A lot of confusion has existed among providers who do nerve conduction studies and try to bill for them. Choosing the appropriate units, differentiating between motor and sensory nerves, with or without F-wave and H-reflex testing has generated a lot of questions over the years. For 2013, hopefully the confusion will diminish. CPT codes 95900, 95903, and 95904 will be deleted and new nerve conduction study codes will be created. No longer will you need to differentiate between motor and sensory, F-wave test, or H-reflex test. You only need to count the number of studies and choose the corresponding code.
Per the CPT 2013 book, “For the purposes of coding, a single conduction study is defined as a sensory conduction test, a motor conduction test with or without an F-wave test, or an H-reflex test. Each type of study (sensory, motor with or without F-wave, H-reflex) for each nerve includes all orthodromic and antidromic impulses associated with that nerve and constitutes a distinct study when determining the number of studies in each grouping (eg, 1-2 or 3-4 nerve conduction studies).”
CPT goes on to clarify that “each type of conduction study is counted only once when multiple sites on the same nerve are stimulated or recorded.
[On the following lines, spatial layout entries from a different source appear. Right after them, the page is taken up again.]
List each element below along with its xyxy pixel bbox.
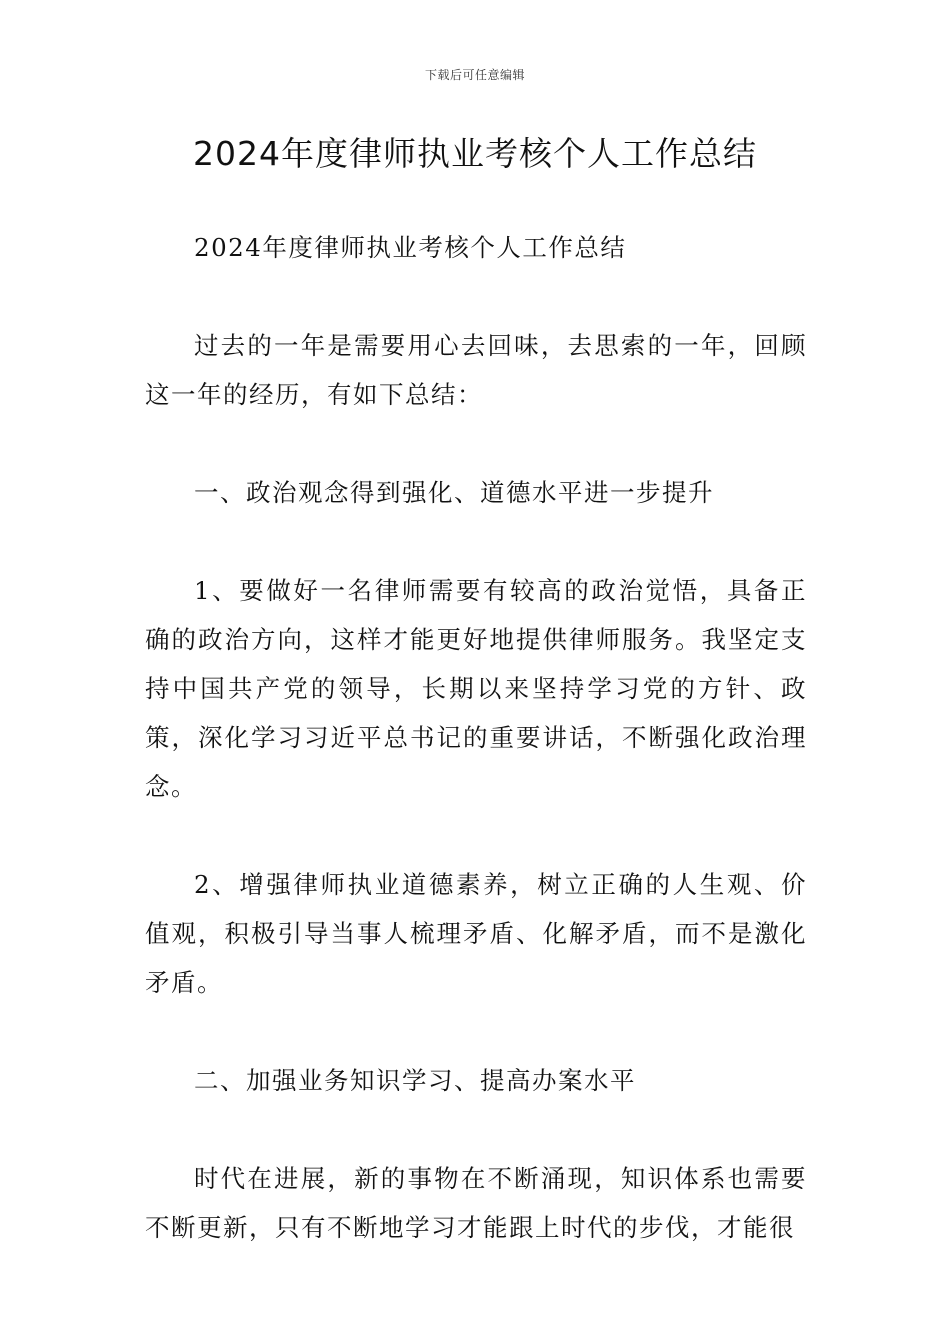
paragraph-spacer — [145, 272, 807, 321]
paragraph-body: 时代在进展，新的事物在不断涌现，知识体系也需要不断更新，只有不断地学习才能跟上时代的步伐，才能很 — [145, 1164, 807, 1242]
section-heading-2: 二、加强业务知识学习、提高办案水平 — [194, 1066, 636, 1095]
section-heading-1: 一、政治观念得到强化、道德水平进一步提升 — [194, 478, 714, 507]
paragraph-spacer — [145, 1007, 807, 1056]
paragraph-subtitle: 2024年度律师执业考核个人工作总结 — [194, 233, 627, 262]
document-title: 2024年度律师执业考核个人工作总结 — [193, 134, 757, 173]
paragraph-spacer — [145, 517, 807, 566]
paragraph-spacer — [145, 811, 807, 860]
document-body — [145, 223, 807, 1252]
header-note: 下载后可任意编辑 — [424, 68, 525, 82]
paragraph-spacer — [145, 419, 807, 468]
paragraph-spacer — [145, 1105, 807, 1154]
paragraph-item-1: 1、要做好一名律师需要有较高的政治觉悟，具备正确的政治方向，这样才能更好地提供律师服务。我坚定支持中国共产党的领导，长期以来坚持学习党的方针、政策，深化学习习近平总书记的重要讲话，不断强化政治理念。 — [145, 576, 807, 801]
paragraph-item-2: 2、增强律师执业道德素养，树立正确的人生观、价值观，积极引导当事人梳理矛盾、化解矛盾，而不是激化矛盾。 — [145, 870, 807, 997]
paragraph-intro: 过去的一年是需要用心去回味，去思索的一年，回顾这一年的经历，有如下总结： — [145, 331, 807, 409]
The numbers of these separate tests should be added to determine which code to use.” The new codes and descriptions follow.
- 95907 Nerve conduction studies; 1-2 studies
- 95908 Nerve conduction studies, 3-4 studies
- 95909 Nerve conduction studies, 5-6 studies
- 95910 Nerve conduction studies, 7-8 studies
- 95911 Nerve conduction studies, 9-10 studies
- 95912 Nerve conduction studies, 11-12 studies
- 95913 Nerve conduction studies, 13 or more studies
Remember, in 2012 new EMG add-on codes (95885-95887) were released for instances when they are performed in conjunction with nerve conduction studies. The instructions for using these codes have not changed.
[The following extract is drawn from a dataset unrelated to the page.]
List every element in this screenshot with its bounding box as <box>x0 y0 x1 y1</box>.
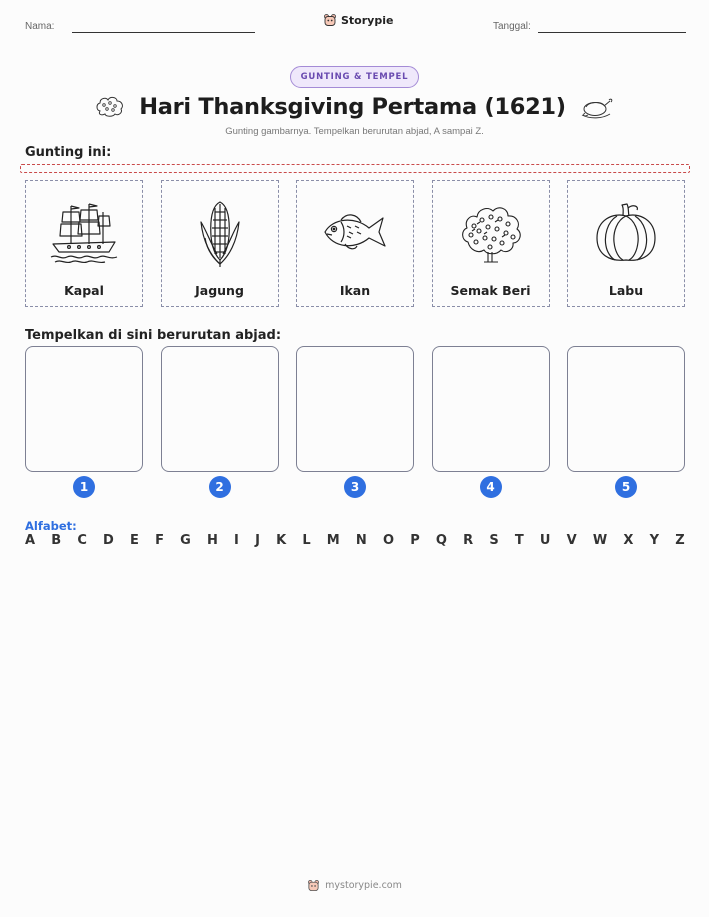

*** Update: Many of you may be experiencing CO-107 denials from Medicare when billing the EMG codes (95885-95886) with the new NCS codes stating that a qualifying service was not identified on the claim. This was due to the claims processing system not being updated to allow the EMG add-on codes to be billed with the new NCS codes. As of 2/11/2013, this issue has been resolved. Those denials can be re-adjudicated through the re-openings process, or you can simply send another claim. ***
Check with your Medicare Administrative Contractor and other payers for information on reimbursement rates.